1.      Ziel soll sein, die „Inklusion von Menschen mit Behinderungen zu verbessern und andererseits die erforderlichen Finanzierungswirkungen zu erreichen“. Da es sich um eine gesamtgesellschaftliche Aufgabe handelt, soll der Bund die Kosten gesamt übernehmen. In Rede stehen zwar nach wie vor die 5 Mrd. Euro, doch auch bei möglichen Leistungsausweitungen soll der Bund hierfür einstehen (Seite 7).

Natürlich wird anerkannt, dass ein solcher Betrag refinanziert werden muss. Verwiesen wird hierzu auf den in der 90. Sitzung der ASMK vorgelegten „Bericht zur Weiterentwicklung der Eingliederungshilfe und zur Schaffung eines Bundesleistungsgesetzes (vgl. Teil C)“.

Eine Form der Refinanzierung wird sein, andere Leistungsträger, wie z.B. die Pflegeversicherung, stärker in die Pflicht zu nehmen. Gerade die Problematik der Abgrenzung von Leistungen bei pflegebedürftigen Menschen mit Behinderung zwischen Pflegeversicherung und Eingliederungshilfe könnte zu Lasten der Pflegeversicherung aufgelöst werden. In der Folge wäre eine Steigerung der Beitragssätze in der Pflegeversicherung notwendig.

2.      Dort, wo mehrere Stellen in der Leistungspflicht stehen, wie eben schon dargestellt, soll die „Leistungsträgerschaft“ in einer Hand verbleiben. Man spricht hier vom Grundsatz der „Hilfe aus einer Hand“ – und diese Hilfe soll beim Träger der Eingliederungshilfe angesiedelt werden (Seite 8).

Es gibt allerdings Kritik an diesen Vorstellungen: So wird befürchtet, dass die Verortung der Gesamtverantwortlichkeit bei den jetzigen Sozialhilfeträgern zu einer Streichung von Leistungsansprüchen führen. Man unterstellt, dass niedrige Personalressourcen gepaart mit mangelnder Fachkompetenz (außerhalb des eigenen Fachbereichs, muss man ausdrücklich dazu sagen) keine ganzheitliche Bedarfsdeckungsleistung gewährleisten.

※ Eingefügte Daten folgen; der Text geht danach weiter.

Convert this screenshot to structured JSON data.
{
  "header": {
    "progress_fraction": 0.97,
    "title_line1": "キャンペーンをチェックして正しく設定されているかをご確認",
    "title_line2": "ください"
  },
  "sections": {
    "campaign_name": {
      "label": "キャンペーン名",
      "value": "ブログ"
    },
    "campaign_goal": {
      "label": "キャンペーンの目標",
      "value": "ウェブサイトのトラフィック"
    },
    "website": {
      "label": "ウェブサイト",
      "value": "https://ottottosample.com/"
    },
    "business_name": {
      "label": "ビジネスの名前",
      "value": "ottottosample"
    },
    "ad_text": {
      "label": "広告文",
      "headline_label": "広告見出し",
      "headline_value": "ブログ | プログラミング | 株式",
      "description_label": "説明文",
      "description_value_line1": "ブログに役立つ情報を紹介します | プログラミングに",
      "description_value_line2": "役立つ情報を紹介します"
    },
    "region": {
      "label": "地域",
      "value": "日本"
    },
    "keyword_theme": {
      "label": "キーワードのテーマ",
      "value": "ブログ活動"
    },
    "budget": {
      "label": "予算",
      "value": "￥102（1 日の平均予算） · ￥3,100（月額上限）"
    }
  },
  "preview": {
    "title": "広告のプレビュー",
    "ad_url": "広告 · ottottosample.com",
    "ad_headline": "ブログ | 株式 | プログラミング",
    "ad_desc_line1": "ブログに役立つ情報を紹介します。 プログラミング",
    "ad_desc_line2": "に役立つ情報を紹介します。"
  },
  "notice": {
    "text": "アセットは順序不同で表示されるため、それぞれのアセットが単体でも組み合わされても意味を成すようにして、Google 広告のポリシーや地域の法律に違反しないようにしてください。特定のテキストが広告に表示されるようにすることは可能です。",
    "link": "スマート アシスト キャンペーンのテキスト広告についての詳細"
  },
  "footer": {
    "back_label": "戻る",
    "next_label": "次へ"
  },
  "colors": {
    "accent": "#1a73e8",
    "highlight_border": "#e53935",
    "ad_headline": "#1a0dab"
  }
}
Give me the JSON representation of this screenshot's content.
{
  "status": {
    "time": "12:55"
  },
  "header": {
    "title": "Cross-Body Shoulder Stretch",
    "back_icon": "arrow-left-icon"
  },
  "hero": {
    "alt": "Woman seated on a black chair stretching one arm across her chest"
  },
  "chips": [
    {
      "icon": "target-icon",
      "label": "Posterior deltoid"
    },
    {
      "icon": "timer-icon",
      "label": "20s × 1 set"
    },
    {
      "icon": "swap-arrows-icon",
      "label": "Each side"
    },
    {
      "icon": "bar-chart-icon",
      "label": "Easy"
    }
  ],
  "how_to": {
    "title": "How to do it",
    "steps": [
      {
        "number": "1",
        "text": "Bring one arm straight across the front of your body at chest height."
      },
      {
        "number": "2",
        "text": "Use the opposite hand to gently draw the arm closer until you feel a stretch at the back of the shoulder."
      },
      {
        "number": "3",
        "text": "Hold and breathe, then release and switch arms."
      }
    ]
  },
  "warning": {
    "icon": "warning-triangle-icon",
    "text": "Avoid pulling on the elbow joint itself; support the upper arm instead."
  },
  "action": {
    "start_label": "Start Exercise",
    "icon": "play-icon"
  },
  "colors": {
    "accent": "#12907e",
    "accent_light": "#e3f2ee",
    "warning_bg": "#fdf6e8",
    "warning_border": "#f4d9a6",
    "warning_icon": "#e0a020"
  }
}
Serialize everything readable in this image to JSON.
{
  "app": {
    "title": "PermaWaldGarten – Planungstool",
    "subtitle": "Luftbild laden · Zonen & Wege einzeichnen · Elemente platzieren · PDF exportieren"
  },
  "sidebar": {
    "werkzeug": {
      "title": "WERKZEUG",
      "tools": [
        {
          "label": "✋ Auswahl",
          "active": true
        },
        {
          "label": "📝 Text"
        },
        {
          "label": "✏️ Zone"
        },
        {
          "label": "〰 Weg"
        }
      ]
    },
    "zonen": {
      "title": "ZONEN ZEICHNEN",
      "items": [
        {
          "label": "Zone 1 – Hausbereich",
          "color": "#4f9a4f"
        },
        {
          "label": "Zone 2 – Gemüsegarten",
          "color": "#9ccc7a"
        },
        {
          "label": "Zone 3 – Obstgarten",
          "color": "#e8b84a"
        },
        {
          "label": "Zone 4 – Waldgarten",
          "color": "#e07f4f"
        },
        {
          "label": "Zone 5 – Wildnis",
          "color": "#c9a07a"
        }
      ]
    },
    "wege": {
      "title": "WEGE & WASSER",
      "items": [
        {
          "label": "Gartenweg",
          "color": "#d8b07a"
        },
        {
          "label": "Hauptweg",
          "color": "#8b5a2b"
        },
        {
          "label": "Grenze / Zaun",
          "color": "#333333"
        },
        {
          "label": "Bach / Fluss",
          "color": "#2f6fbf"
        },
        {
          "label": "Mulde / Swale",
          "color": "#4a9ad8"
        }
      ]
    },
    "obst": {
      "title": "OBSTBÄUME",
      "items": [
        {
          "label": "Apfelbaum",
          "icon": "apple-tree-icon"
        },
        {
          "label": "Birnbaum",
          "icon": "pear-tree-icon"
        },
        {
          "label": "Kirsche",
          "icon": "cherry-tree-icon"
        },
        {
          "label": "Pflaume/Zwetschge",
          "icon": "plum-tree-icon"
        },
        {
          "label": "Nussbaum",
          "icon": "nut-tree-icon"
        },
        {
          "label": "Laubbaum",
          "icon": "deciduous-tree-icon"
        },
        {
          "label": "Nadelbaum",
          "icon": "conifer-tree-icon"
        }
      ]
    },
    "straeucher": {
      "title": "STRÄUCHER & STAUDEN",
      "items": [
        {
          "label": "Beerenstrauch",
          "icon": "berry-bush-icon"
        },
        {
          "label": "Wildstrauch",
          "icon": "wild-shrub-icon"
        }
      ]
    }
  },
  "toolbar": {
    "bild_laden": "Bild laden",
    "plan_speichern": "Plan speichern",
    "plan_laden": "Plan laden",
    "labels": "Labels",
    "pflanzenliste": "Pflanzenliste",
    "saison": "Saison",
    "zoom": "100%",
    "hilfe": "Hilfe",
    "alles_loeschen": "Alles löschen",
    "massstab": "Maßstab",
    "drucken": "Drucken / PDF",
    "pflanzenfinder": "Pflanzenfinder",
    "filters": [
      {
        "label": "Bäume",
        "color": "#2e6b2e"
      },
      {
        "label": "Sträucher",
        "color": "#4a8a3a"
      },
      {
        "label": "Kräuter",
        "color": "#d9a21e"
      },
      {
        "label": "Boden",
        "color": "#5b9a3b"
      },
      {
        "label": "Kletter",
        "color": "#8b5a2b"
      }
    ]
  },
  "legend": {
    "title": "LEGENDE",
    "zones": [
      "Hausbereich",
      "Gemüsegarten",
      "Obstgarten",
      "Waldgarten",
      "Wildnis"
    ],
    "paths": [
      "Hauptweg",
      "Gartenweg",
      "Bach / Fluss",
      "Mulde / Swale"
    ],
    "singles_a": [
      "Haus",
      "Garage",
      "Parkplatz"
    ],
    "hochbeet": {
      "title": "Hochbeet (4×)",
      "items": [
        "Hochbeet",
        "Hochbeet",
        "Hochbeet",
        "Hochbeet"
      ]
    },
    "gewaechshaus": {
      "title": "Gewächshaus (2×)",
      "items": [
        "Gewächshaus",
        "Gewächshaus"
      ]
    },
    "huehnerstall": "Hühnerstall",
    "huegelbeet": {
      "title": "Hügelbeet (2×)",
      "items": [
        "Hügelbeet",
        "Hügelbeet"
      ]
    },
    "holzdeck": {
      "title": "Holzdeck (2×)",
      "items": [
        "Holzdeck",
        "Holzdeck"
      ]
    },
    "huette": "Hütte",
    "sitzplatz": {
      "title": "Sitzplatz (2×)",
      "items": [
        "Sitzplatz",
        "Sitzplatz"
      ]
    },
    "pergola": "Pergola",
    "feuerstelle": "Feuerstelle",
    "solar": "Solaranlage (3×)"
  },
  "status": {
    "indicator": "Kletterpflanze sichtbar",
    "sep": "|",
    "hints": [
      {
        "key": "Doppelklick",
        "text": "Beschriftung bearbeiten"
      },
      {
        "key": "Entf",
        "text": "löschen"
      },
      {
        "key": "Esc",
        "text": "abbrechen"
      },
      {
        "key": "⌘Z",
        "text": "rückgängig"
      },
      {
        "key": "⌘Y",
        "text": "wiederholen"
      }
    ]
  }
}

Ich habe mir diese beiden Punkte herausgegriffen, weil ich sie im ersten Fall für „typisch“ und im zweiten Fall für „problematisch“ erachte. Man kann sich dem Eindruck nicht erwehren, dass die Politik immer versucht, andere Quellen zum Stopfen von Haushaltslöchern aufzutun. Wenn die Pflegeversicherung „angezapft“ wird, müssen diejenigen, welche die Beiträge hierfür aufbringen, noch mehr leisten. Vor diesem Hintergrund versteht sich mein Misstrauen.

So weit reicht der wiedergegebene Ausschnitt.